I, [2016-10-11T20:37:28.445572 #1996] INFO -- : Started GET "/v0/messaging/health/folders/-2" at 2016-10-11 20:37:28 +0000
I, [2016-10-11T20:37:28.447061 #1996] INFO -- : Processing by V0::FoldersController#show as JSON
I, [2016-10-11T20:37:28.447104 #1996] INFO -- : Parameters: {"id"=>"-2"}
I, [2016-10-11T20:37:29.188828 #1996] INFO -- : [active_model_serializers] Rendered FolderSerializer with ActiveModelSerializers::Adapter::JsonApi (0.68ms)
I, [2016-10-11T20:37:29.188988 #1996] INFO -- : Completed 200 OK in 742ms (Views: 1.1ms | ActiveRecord: 0.0ms)

This second call pasted above comes in the logs after the first one, but the timestamp for when it begins is actually before the first. strange; maybe because it finishes after the first one pasted above.

@U-DON which page was this on and what was that second call for?

I'm still pretty convinced that this is happening because we're not caching on our side (which @saneshark has on his radar to work on this week) and that that is causing a race condition.

U-DON commented 8 years ago

@ayaleloehr This came up when I was navigating through the pages of one of the folders. We make two calls when we access a folder: one for the folder itself and another for its messages.

jcmeloni-zz commented 8 years ago

@ayaleloehr What do you think about labeling this as veterans-day, so we can be sure to track nailing down the race condition issue before launch?

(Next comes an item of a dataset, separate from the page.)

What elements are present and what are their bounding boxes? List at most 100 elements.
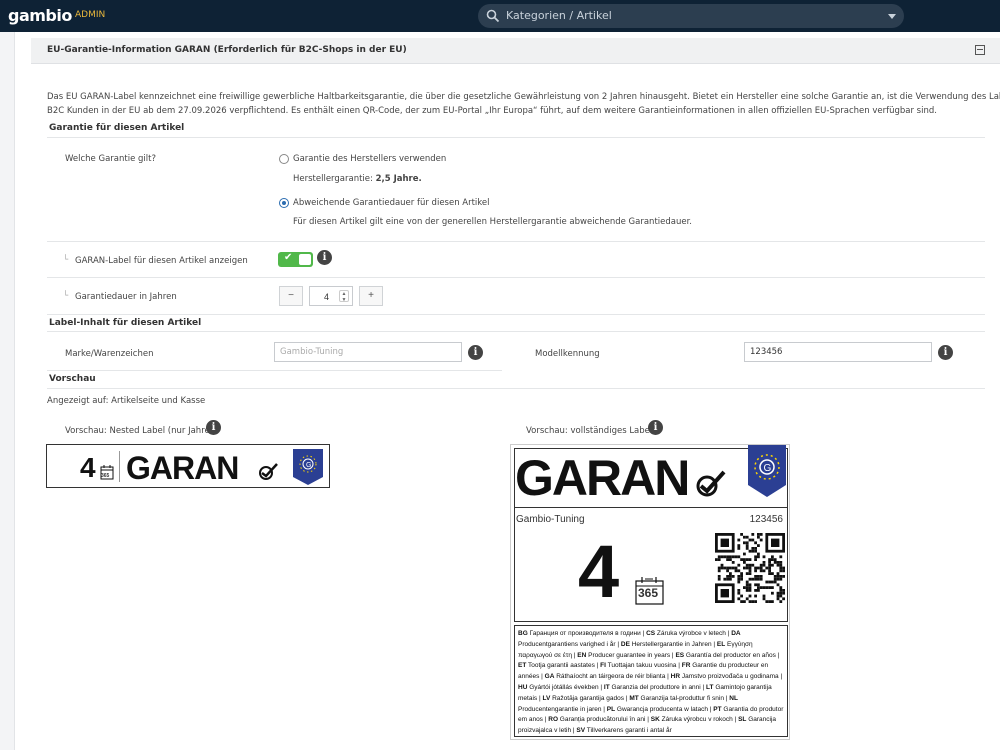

saneshark commented 8 years ago

We should be able to get better testing around this now that we're doing session caching.

U-DON commented 8 years ago

@ayaleloehr Still occasionally getting this. Much rarer than before, but it still shows up from time to time. Here's a time stamp:

/api/v0/messaging/health/folders/-1/messages
Date: Fri, 21 Oct 2016 00:33:16 GMT
ayaleloehr commented 8 years ago

Curious if this is happening since the switch to using the userToken. will leave open for a few more days to see if it happens again.

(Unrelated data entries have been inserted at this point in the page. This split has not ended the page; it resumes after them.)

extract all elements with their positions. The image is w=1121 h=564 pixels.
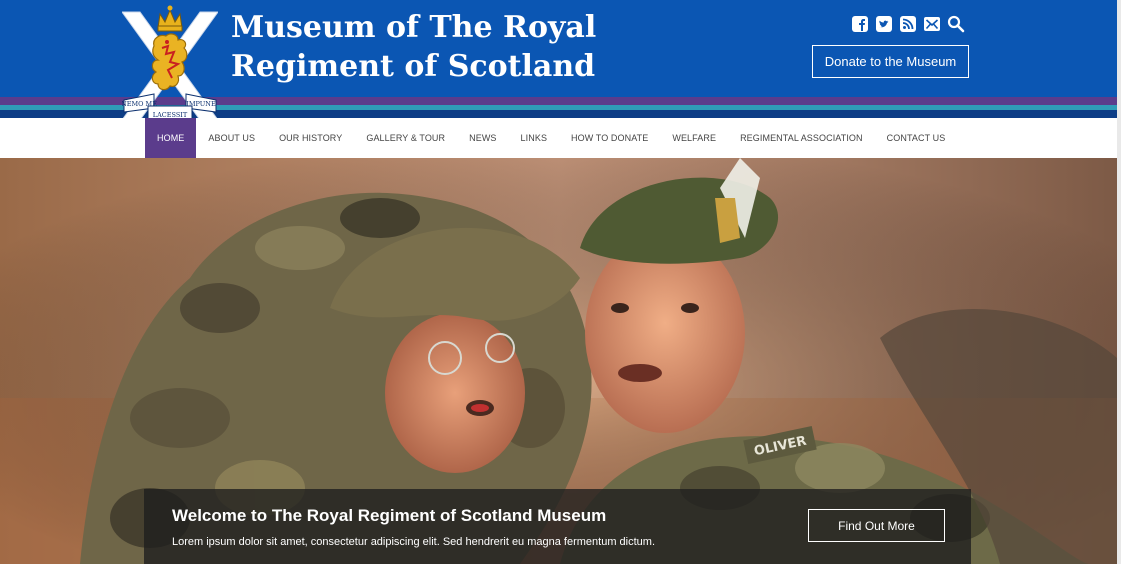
site-title-line1: Museum of The Royal [231, 10, 597, 45]
welcome-caption-box: Welcome to The Royal Regiment of Scotlan… [144, 489, 971, 564]
logo-motto-right: IMPUNE [186, 100, 216, 108]
nav-item-gallery-tour[interactable]: GALLERY & TOUR [354, 118, 457, 158]
nav-list: HOME ABOUT US OUR HISTORY GALLERY & TOUR… [145, 118, 957, 158]
nav-item-welfare[interactable]: WELFARE [660, 118, 728, 158]
regiment-logo[interactable]: NEMO ME IMPUNE LACESSIT [122, 2, 218, 128]
scrollbar-track[interactable] [1117, 0, 1121, 564]
logo-motto-left: NEMO ME [122, 100, 157, 108]
facebook-icon[interactable] [851, 15, 869, 33]
email-icon[interactable] [923, 15, 941, 33]
welcome-text: Lorem ipsum dolor sit amet, consectetur … [172, 536, 656, 548]
nav-item-links[interactable]: LINKS [509, 118, 560, 158]
site-title[interactable]: Museum of The Royal Regiment of Scotland [231, 8, 596, 86]
main-navigation: HOME ABOUT US OUR HISTORY GALLERY & TOUR… [0, 118, 1117, 158]
hero-banner: OLIVER Welcome to The Royal Regiment of … [0, 158, 1117, 564]
find-out-more-button[interactable]: Find Out More [808, 509, 945, 542]
welcome-title: Welcome to The Royal Regiment of Scotlan… [172, 506, 607, 525]
nav-item-news[interactable]: NEWS [457, 118, 508, 158]
site-title-line2: Regiment of Scotland [231, 49, 596, 84]
rss-icon[interactable] [899, 15, 917, 33]
nav-item-regimental-association[interactable]: REGIMENTAL ASSOCIATION [728, 118, 875, 158]
nav-item-home[interactable]: HOME [145, 118, 197, 158]
twitter-icon[interactable] [875, 15, 893, 33]
donate-button[interactable]: Donate to the Museum [812, 45, 969, 78]
nav-item-contact-us[interactable]: CONTACT US [875, 118, 958, 158]
nav-item-about-us[interactable]: ABOUT US [196, 118, 267, 158]
social-links [851, 14, 965, 34]
nav-item-our-history[interactable]: OUR HISTORY [267, 118, 354, 158]
nav-item-how-to-donate[interactable]: HOW TO DONATE [559, 118, 660, 158]
search-icon[interactable] [947, 15, 965, 33]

saneshark commented 8 years ago

Willing to bet that adding some minor caching as a future PR post veterans day will finally nip this one in the bud. Depending on the number of messages in a folder, it is a lot of parsing / processing that needs to take place, and thats assuming only a single request is necessary (could be longer with 250+ messages in a folder). #342

jcmeloni-zz commented 7 years ago

@saneshark @ayaleloehr Anything left to do here? (we are trying to clean up issues)

ayaleloehr commented 7 years ago

I think this is working better. Someone can reopen if they disagree.